The Open Dialogue Foundation and 57 other NGOs urge the U.S. Congress to address Russian crimes in Ukraine by supporting a robust reauthorisation of the Global Magnitsky Act of 2016.
On 23 March 2022, a number of nongovernmental organisations wrote to leaders in the United States Congress urging a reauthorisation of the Global Magnitsky Human Rights Accountability Act of 2016, permitting the U.S. president to impose sanctions on individuals involved in human rights abuses or corruption. The law’s namesake is Sergei Magnitsky, a Ukrainian-born Russian tax lawyer who died in Russian custody after exposing misconduct in the Russian government. It builds on previous U.S. laws, like the Sergei Magnitsky Rule of Law Accountability Act of 2012.
Human Rights First, alongside the Open Dialogue Foundation, Freedom House, the Italian Federation for Human Rights, and 54 other NGOs signed the letter addressed to Speaker of the House Nancy Pelosi, House Minority Leader Kevin McCarthy, Senate Majority Leader Chuck Schumer, and Senate Minority Leader Mitch McConnell.
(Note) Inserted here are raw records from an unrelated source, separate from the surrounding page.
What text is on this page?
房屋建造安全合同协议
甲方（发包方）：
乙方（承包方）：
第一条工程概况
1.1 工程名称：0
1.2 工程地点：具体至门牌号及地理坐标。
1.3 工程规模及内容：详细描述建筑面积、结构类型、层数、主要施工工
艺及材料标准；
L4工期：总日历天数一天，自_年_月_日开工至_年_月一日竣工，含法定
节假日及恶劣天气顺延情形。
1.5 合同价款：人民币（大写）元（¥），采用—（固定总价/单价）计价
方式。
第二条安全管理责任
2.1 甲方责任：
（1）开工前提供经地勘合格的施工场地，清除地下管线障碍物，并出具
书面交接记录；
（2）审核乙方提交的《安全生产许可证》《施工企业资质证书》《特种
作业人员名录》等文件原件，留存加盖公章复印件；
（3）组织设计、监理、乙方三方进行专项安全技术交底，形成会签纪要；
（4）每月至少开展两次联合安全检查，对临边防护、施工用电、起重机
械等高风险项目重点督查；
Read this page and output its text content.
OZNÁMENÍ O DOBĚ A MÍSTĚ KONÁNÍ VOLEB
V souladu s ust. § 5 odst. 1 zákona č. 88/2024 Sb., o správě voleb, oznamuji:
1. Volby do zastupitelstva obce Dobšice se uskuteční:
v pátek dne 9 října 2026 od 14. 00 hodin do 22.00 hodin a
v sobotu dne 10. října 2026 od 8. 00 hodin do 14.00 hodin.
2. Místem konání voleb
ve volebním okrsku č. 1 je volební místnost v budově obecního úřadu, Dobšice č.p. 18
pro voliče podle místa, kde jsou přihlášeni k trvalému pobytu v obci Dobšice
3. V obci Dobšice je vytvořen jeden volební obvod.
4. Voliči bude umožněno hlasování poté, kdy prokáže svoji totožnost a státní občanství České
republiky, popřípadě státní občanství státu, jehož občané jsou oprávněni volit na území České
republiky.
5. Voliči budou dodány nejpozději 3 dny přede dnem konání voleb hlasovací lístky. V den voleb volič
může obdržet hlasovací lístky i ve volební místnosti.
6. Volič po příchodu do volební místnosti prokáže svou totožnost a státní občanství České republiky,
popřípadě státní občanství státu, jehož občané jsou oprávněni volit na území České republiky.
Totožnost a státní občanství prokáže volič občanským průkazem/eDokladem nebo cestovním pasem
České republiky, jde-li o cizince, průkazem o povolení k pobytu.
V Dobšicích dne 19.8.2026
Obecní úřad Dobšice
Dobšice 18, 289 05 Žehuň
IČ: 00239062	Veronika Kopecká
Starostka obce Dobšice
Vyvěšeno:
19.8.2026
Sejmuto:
The NGOs outline several crimes of which they have received evidence since Russia began its invasion on 24 February, including indiscriminate attacks on civilians, kidnapping of local government officials, and disappearances and killings of journalists. In the letter, they point to the success of Global Magnitsky sanctions in U.S. responses to human rights crises abroad. “For more than four years,” the NGOs write, these measures “have been a key part of the U.S. government’s response to atrocities and serious human rights abuses around the world, including: Chinese abuses against the Uyghurs in Xinjiang; military attacks on the Rohingya in Myanmar and on the people of Tigray; and violent militias in Iraq, Libya, and the Democratic Republic of the Congo.”
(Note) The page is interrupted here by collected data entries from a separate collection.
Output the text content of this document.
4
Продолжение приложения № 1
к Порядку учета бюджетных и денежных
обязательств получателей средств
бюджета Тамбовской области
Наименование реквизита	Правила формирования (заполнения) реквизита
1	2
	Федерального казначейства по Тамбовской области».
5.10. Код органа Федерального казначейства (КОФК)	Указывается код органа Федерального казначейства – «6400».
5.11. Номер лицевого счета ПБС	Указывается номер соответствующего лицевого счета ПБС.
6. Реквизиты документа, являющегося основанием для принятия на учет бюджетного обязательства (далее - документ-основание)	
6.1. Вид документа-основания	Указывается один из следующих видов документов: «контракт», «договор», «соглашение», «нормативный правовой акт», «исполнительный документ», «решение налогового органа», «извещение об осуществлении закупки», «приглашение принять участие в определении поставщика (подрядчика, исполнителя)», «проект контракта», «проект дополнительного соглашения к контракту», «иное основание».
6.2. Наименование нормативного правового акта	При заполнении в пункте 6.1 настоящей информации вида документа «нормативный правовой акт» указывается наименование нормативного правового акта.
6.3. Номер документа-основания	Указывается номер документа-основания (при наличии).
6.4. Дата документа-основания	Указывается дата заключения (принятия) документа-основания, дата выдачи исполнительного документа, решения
The NGOs also commend a 2017 executive order expanding the scope of abuses covered by the law to include violence and arbitrary detention, abuses by nonstate actors, and single acts of abuse, among others. “Each of the 420 total Global Magnitsky sanctions has been issued under these standards, and approximately [three] out of [four] Global Magnitsky sanctions for serious human rights abuse only became possible with these changes,” the letter reads. The NGOs encourage Congress to reauthorise the act with these improvements attached, for fear that Russia’s actions in Ukraine could only be punished properly by these additions.
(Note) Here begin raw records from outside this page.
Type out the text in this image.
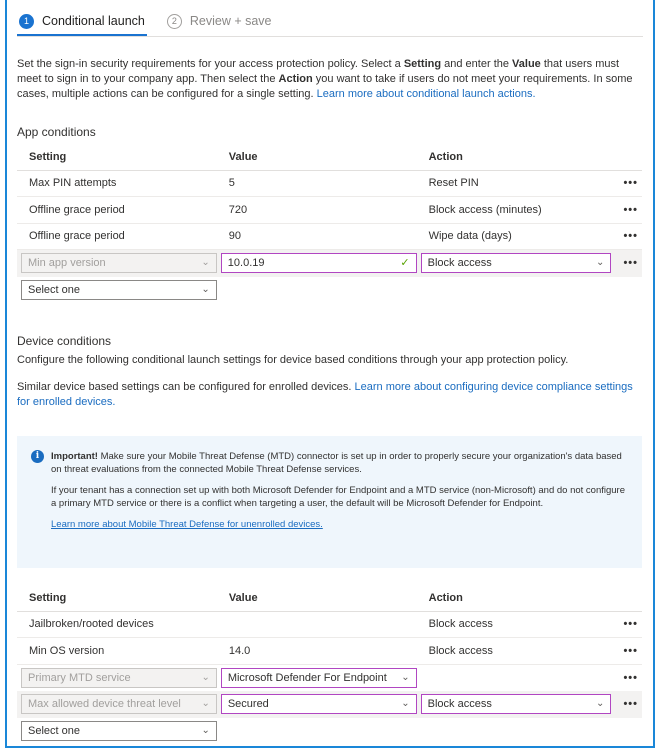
1	Conditional launch	2	Review + save
Set the sign-in security requirements for your access protection policy. Select a Setting and enter the Value that users must meet to sign in to your company app. Then select the Action you want to take if users do not meet your requirements. In some cases, multiple actions can be configured for a single setting. Learn more about conditional launch actions.
App conditions
Setting	Value	Action	
Max PIN attempts	5	Reset PIN	•••
Offline grace period	720	Block access (minutes)	•••
Offline grace period	90	Wipe data (days)	•••

Min app version ⌄	10.0.19 ✓	Block access ⌄	•••

Select one ⌄			

Device conditions
Configure the following conditional launch settings for device based conditions through your app protection policy.
Similar device based settings can be configured for enrolled devices. Learn more about configuring device compliance settings for enrolled devices.
i	Important! Make sure your Mobile Threat Defense (MTD) connector is set up in order to properly secure your organization's data based on threat evaluations from the connected Mobile Threat Defense services.

If your tenant has a connection set up with both Microsoft Defender for Endpoint and a MTD service (non-Microsoft) and do not configure a primary MTD service or there is a conflict when targeting a user, the default will be Microsoft Defender for Endpoint.

Learn more about Mobile Threat Defense for unenrolled devices.

Setting	Value	Action	
Jailbroken/rooted devices		Block access	•••
Min OS version	14.0	Block access	•••

Primary MTD service ⌄	Microsoft Defender For Endpoint ⌄		•••

Max allowed device threat level ⌄	Secured ⌄	Block access ⌄	•••

Select one ⌄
“The U.S. cannot sanction Putin’s actions in Ukraine under current law,” reads one tweet from the Open Dialogue Foundation. “For Congress to insist on the original Global Magnitsky Act’s narrow standards at this moment of crisis would be an indisputable gift to Vladimir Putin and his henchmen,” the letter reads, “and would send the wrong signal to others like them.”